LXD: Network interfaces get renamed, container restart fails

Crowley007 · April 8, 2022, 9:00am

I think it’s mostly the same one, but it’s a part of 4-port Ethernet card so I’m not sure it matters. There should not be any conflicts I think, when everything is working as it should, the host has only one interface visible, br0 everything physical goes to the container.

I will get back to you with logs when I get a chance, it will take some doing because of my config.

I should add that this does not happen every time, but I’ve started to just reboot the whole host when needed.

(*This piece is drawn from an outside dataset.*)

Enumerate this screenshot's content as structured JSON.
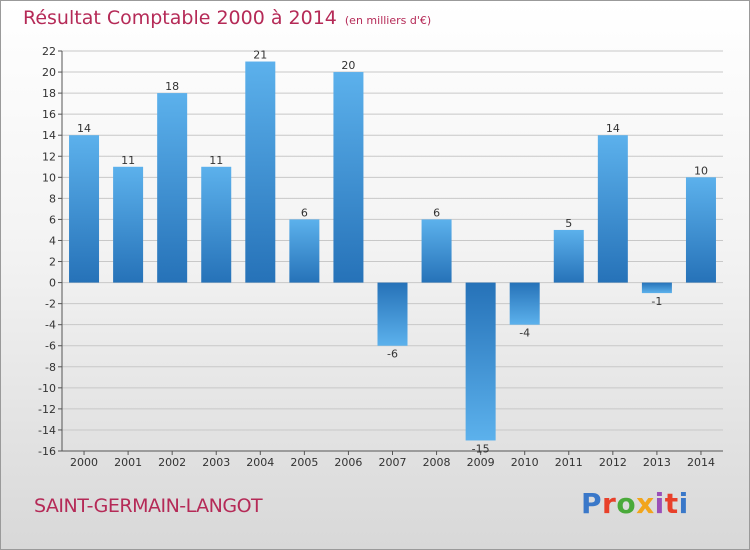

tomp · April 8, 2022, 9:07am

So I had a look at the liblxc source code and found this:

github.com

lxc/lxc/blob/master/src/lxc/network.c#L3433-L3487

      
        
            /*
             * LXC moves network devices into the target namespace based on their created
             * name. The created name can either be randomly generated for e.g. veth
             * devices or it can be the name of the existing device in the server's
             * namespaces. This is e.g. the case when moving physical devices. However this
             * can lead to weird clashes. Consider we have a network namespace that has the
             * following devices:
            
            
 * 4: eth1: <BROADCAST,MULTICAST> mtu 1500 qdisc noop state DOWN group default qlen 1000
             *    link/ether 00:16:3e:91:d3:ae brd ff:ff:ff:ff:ff:ff permaddr 00:16:3e:e7:5d:10
             *    altname enp7s0
             * 5: eth2: <BROADCAST,MULTICAST> mtu 1500 qdisc noop state DOWN group default qlen 1000
             *    link/ether 00:16:3e:e7:5d:10 brd ff:ff:ff:ff:ff:ff permaddr 00:16:3e:91:d3:ae
             *    altname enp8s0
             *
             * and the user generates the following network config for their container:
             *
             *  lxc.net.0.type = phys
             *  lxc.net.0.name = eth1
             *  lxc.net.0.link = eth2

This file has been truncated. show original

I wonder if NIC is clashing with another NIC inside the container and then not being renamed so that when its moved back LXD doesn’t recognise it to rename it back to its original name.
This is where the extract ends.